Utilities around the country outline equity goals in different ways and California and New York lead in both total approved utility investment as well as investments designated for underserved communities. Both New York and California states have also implemented specific definitions for disadvantaged communities with clear targets to ensure these groups benefit from EV programs. The Utility Filings Dashboard uses the term underserved communities to capture more general utility efforts across the country. The two states account for the surge in equity-focused investment in 2020.
In July, the New York Public Service Commission approved a total of $701 million for the Electric Vehicle Supply Equipment and Infrastructure Program, with approximately $200 million dedicated to support investments in underserved communities. The order approved $600 million of make-ready investments supporting 53,000 Level 2 and 1,500 DC fast charging stations and designated 20 percent of this investment for disadvantaged communities. In addition, the order established $85 million in competitive grants for environmental justice projects to be administered by the New York State Energy and Research Development Authority. These competitive grants include funding for medium- and heavy-duty electrification.
In August, shortly after the New York approval, the California Public Utilities Commission approved Southern California Edison’s Charge Ready 2 program. In the $436 million approval order, the commission stipulated that the utility increase the proportion of investment in disadvantaged communities from the initially proposed 30 percent to 50 percent. This further increased Southern California Edison’s lead over the rest of the field and the company now accounts for half of the nation’s direct utility transportation electrification investment in underserved communities. However even with the Charge Ready 2 approval, California’s share of direct investment is down by 15 percent from our last report due to the commitments made in New York. Together, the approvals in California and New York account for more than 92 percent of the approved investment in 2020 and all of the direct investment in underserved communities this year.
The only programs included in the table above are those that require all or a certain percentage of investment in underserved communities. This excludes the programs with less concrete goals that indicate a prioritization of marginalized groups in the rollout of programs. One such program approved in 2020 is Duke Energy’s flagship transportation electrification pilot in North Carolina. The November approval included more than $1 million for charging station deployment for multi-unit dwellings that will prioritize buildings housing underserved communities throughout the state. Out of the $76 million initially proposed by the utility, only $25 million was approved in this round. The commission directed the utility to redesign other program elements and collaborate with regional stakeholders on the remaining elements of the pilot. This move could lead to an increase in the funding dedicated to underserved communities.

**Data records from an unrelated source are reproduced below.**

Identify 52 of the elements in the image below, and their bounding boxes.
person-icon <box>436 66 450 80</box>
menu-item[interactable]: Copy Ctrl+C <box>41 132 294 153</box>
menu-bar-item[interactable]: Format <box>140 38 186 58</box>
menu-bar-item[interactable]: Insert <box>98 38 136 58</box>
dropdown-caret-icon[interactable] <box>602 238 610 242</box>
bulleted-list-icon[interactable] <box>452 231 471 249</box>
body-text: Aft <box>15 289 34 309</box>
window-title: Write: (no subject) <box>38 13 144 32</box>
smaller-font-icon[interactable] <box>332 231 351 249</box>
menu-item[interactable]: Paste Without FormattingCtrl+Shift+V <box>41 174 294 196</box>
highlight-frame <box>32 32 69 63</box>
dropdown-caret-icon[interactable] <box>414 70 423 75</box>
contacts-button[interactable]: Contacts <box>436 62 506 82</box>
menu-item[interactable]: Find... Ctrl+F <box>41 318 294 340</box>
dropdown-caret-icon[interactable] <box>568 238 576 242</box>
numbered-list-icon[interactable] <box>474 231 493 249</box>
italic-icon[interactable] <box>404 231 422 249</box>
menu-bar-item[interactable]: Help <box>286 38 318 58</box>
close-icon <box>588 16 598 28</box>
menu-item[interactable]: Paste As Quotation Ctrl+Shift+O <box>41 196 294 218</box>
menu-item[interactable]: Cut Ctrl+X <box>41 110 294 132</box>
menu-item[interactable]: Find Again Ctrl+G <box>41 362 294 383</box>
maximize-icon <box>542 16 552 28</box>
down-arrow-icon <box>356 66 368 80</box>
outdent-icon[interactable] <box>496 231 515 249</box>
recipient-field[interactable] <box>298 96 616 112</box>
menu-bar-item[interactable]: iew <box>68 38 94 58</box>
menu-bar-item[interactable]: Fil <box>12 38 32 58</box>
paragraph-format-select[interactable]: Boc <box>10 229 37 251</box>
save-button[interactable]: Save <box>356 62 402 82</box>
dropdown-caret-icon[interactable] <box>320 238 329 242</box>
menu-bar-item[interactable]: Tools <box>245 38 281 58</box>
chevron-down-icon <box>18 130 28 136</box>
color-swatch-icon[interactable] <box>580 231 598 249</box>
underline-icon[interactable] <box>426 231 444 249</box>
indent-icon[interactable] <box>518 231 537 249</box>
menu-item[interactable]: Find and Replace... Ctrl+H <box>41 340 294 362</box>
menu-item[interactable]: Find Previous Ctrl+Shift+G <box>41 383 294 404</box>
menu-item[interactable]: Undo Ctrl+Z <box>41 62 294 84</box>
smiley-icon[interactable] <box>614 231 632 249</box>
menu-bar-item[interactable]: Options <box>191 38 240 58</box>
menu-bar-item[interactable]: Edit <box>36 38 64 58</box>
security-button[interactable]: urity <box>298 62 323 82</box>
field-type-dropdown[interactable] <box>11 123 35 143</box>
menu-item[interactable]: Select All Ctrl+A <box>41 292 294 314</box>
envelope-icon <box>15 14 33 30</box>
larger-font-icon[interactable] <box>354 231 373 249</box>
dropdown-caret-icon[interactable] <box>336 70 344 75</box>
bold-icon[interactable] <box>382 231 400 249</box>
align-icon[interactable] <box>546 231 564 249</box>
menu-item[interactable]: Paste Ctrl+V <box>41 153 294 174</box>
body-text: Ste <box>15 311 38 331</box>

Utility investment in transportation electrification can also help in providing economic recovery from COVID-19. Minnesota utility, Xcel Energy’s COVID-19 stimulus plan is the largest program still pending a Commission decision that was filed this year and the program includes a specific focus on supporting minority-owned businesses. This is a slightly different approach from the typical equity programs which overwhelmingly focus on designating investment to underserved communities. Of the 56 filings with equity goals specified in at least one program element, only two include language focused on businesses owned by marginalized groups. Just over half require that underserved communities are directly engaged in the design and implementation of the program.

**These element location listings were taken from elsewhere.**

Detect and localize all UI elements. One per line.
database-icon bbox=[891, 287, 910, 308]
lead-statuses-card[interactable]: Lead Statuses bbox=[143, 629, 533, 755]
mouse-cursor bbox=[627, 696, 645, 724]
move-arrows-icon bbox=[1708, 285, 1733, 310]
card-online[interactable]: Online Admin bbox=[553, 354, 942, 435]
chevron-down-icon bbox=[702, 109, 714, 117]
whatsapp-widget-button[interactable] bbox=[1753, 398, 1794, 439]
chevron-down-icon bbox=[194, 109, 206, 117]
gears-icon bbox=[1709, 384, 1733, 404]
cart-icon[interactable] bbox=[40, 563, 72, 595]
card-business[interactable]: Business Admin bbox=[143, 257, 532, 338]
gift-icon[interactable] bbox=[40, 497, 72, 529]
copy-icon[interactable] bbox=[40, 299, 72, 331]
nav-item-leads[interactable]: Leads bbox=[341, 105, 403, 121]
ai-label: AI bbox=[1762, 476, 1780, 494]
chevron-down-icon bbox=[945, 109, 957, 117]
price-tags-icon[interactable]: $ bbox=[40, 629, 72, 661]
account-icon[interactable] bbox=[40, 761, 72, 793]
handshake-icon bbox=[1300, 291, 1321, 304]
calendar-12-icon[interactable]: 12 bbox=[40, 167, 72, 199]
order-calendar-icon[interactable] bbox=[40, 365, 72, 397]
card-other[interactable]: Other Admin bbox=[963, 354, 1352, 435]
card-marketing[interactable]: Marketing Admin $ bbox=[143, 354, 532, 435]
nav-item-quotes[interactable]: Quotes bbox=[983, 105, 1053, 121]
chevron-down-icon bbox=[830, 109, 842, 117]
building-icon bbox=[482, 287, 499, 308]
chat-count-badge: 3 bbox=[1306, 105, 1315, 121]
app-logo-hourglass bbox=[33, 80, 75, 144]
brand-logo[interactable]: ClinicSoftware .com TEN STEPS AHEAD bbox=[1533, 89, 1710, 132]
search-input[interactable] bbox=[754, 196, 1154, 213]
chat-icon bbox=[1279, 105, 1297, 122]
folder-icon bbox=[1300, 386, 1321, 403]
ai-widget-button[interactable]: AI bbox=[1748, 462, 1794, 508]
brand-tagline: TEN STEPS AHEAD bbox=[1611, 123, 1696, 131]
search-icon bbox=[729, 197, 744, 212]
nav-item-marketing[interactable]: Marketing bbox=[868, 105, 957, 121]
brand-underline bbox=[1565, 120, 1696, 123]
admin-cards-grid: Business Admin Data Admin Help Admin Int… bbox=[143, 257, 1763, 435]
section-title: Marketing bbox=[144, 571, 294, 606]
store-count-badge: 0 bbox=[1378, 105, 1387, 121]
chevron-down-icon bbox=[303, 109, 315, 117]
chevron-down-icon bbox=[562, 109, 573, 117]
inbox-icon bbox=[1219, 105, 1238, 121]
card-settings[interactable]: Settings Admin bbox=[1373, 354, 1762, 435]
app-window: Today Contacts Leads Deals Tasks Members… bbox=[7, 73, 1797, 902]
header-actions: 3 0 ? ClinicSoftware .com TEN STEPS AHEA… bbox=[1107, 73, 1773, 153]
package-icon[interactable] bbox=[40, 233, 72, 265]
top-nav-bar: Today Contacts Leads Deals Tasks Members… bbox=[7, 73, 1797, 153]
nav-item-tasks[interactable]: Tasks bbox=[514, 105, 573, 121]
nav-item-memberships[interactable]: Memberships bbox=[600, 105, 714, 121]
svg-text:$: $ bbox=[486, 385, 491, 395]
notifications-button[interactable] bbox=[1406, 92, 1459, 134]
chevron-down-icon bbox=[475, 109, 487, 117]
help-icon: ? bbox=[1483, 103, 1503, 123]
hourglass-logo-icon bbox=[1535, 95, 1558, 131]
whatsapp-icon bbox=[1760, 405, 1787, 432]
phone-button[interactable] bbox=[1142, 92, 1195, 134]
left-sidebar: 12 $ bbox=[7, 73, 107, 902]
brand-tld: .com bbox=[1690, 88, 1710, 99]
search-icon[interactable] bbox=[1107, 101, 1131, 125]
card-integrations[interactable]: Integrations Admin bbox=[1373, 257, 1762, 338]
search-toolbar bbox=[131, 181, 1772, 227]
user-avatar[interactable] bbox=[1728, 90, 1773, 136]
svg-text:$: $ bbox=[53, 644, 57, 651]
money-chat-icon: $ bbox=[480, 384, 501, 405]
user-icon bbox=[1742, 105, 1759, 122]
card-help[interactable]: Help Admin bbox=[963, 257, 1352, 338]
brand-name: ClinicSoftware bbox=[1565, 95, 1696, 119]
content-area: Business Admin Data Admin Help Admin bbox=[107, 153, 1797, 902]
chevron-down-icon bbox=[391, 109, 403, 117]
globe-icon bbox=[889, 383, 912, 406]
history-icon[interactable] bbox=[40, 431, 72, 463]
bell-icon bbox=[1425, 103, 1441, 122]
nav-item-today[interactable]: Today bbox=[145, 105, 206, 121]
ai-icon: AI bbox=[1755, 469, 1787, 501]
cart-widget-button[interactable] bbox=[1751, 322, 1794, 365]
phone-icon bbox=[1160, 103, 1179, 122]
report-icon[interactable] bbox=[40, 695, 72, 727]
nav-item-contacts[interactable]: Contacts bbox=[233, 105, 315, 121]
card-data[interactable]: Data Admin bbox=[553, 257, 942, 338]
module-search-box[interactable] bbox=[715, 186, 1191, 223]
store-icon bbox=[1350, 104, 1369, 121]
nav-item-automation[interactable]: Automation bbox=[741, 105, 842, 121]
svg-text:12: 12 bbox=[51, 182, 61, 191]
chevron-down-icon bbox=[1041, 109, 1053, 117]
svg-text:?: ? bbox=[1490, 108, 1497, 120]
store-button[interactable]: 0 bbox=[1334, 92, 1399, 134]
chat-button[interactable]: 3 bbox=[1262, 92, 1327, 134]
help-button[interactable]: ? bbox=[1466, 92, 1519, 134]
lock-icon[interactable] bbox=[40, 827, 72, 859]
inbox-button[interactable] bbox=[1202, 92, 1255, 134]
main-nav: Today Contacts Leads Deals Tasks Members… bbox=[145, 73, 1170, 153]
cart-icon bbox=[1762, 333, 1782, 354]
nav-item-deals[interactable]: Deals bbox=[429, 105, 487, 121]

With the major New York and California programs approved, there will likely be less new investment in underserved communities in 2021 than the $765 million that was approved in 2020. Overall, there is $362 million in pending utility program elements that indicate some level of prioritization of underserved communities. Even if all of these proposals were to be approved and allocated to underserved communities, 2021 would still have less approved funding for underserved communities than 2020. The $362 million proposed investment would be distributed outside of California and New York with utilities in Minnesota, Colorado, and New Jersey accounting for most pending funds. All of these programs include some focus on medium- and heavy- duty vehicles operating in underserved communities. Since emissions from medium- and heavy- duty vehicles disproportionately burden underserved communities, these pending programs indicate likely future support for providing indirect air quality benefits to marginalized groups with the goal of supporting environmental justice in these communities.

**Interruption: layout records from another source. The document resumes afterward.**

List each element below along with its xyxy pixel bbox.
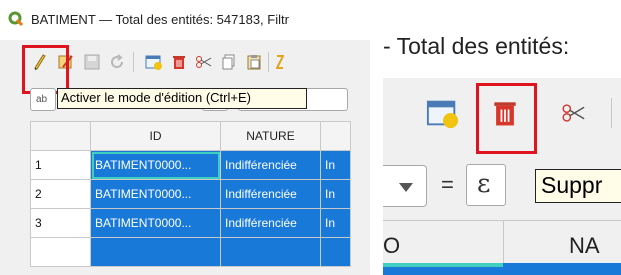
column-header-nature-partial[interactable]: NA	[569, 233, 600, 259]
current-cell-border	[383, 263, 503, 267]
cut-icon[interactable]	[195, 53, 213, 71]
add-feature-icon[interactable]	[145, 53, 163, 71]
row-number[interactable]	[30, 237, 91, 267]
add-feature-icon[interactable]	[426, 96, 460, 130]
dropdown-button[interactable]	[383, 165, 427, 207]
window-title-zoomed: - Total des entités:	[383, 33, 570, 59]
field-selector[interactable]: ab	[30, 88, 56, 111]
paste-icon[interactable]	[245, 53, 263, 71]
nature-cell[interactable]: Indifférenciée	[220, 208, 321, 238]
id-cell[interactable]: BATIMENT0000...	[90, 179, 221, 209]
reload-icon[interactable]	[108, 53, 126, 71]
window-titlebar: BATIMENT — Total des entités: 547183, Fi…	[0, 0, 370, 40]
operator-label: =	[441, 172, 454, 197]
next-cell[interactable]	[320, 237, 351, 267]
expression-icon: ε	[477, 169, 491, 199]
column-header-partial: O	[383, 233, 401, 258]
nature-cell[interactable]: Indifférenciée	[220, 179, 321, 209]
toolbar-separator	[133, 52, 134, 72]
corner-header	[30, 121, 91, 151]
id-cell[interactable]	[90, 237, 221, 267]
window-titlebar-zoomed: - Total des entités:	[383, 0, 621, 78]
copy-icon[interactable]	[220, 53, 238, 71]
chevron-down-icon	[399, 183, 413, 192]
table-row[interactable]	[30, 237, 351, 267]
table-row[interactable]: 1 BATIMENT0000... Indifférenciée In	[30, 150, 351, 180]
attribute-table: ID NATURE 1 BATIMENT0000... Indifférenci…	[30, 121, 351, 267]
tooltip-delete: Suppr	[535, 169, 621, 203]
nature-cell[interactable]	[220, 237, 321, 267]
left-screenshot-panel: BATIMENT — Total des entités: 547183, Fi…	[0, 0, 370, 275]
next-cell[interactable]: In	[320, 208, 351, 238]
next-cell[interactable]: In	[320, 179, 351, 209]
id-cell[interactable]: BATIMENT0000...	[90, 208, 221, 238]
toolbar-separator	[268, 52, 269, 72]
table-header-row: ID NATURE	[30, 121, 351, 151]
highlight-box-edit	[22, 45, 69, 94]
nature-cell[interactable]: Indifférenciée	[220, 150, 321, 180]
tooltip-toggle-editing: Activer le mode d'édition (Ctrl+E)	[57, 88, 307, 109]
right-zoomed-panel: - Total des entités: = ε Suppr O NA	[383, 0, 621, 275]
table-row[interactable]: 2 BATIMENT0000... Indifférenciée In	[30, 179, 351, 209]
id-cell[interactable]: BATIMENT0000...	[90, 150, 221, 180]
window-title: BATIMENT — Total des entités: 547183, Fi…	[31, 12, 289, 27]
cut-icon[interactable]	[559, 100, 589, 126]
next-cell[interactable]: In	[320, 150, 351, 180]
row-number[interactable]: 2	[30, 179, 91, 209]
row-number[interactable]: 1	[30, 150, 91, 180]
highlight-box-delete	[476, 83, 537, 154]
save-edits-icon[interactable]	[83, 53, 101, 71]
table-header-row: O NA	[383, 220, 621, 275]
column-header-id[interactable]: ID	[90, 121, 221, 151]
expression-button[interactable]: ε	[466, 164, 506, 206]
row-number[interactable]: 3	[30, 208, 91, 238]
more-tools-icon[interactable]	[276, 53, 284, 71]
table-row[interactable]: 3 BATIMENT0000... Indifférenciée In	[30, 208, 351, 238]
qgis-logo-icon	[8, 11, 24, 27]
column-header-nature[interactable]: NATURE	[220, 121, 321, 151]
delete-feature-icon[interactable]	[170, 53, 188, 71]
column-header-next[interactable]	[320, 121, 351, 151]
column-divider	[503, 221, 504, 263]
toolbar-separator	[611, 98, 612, 128]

With a majority of pending funding now approved, there will be increased attention given to lessons learned as utilities implement large-budget programs with underserved community targets. One way to track this next phase of engagement is through the regular public reports required in more than 74 percent of all approved programs. Initial reports from some of the California programs approved in 2018 reveal that underserved community investment and engagement increased during program rollout compared to what was ordered in the approval. We will focus on these reports in 2021, including new metrics on how utilities are living up to their equity goals. As indicated in the Mobility Equity Framework, there are substantial ways utilities can expand their engagement with underserved customers to provide not only investment but also education and outreach to ensure underserved communities are at the table and first in line as transportation electrification programs are rolled out throughout the country.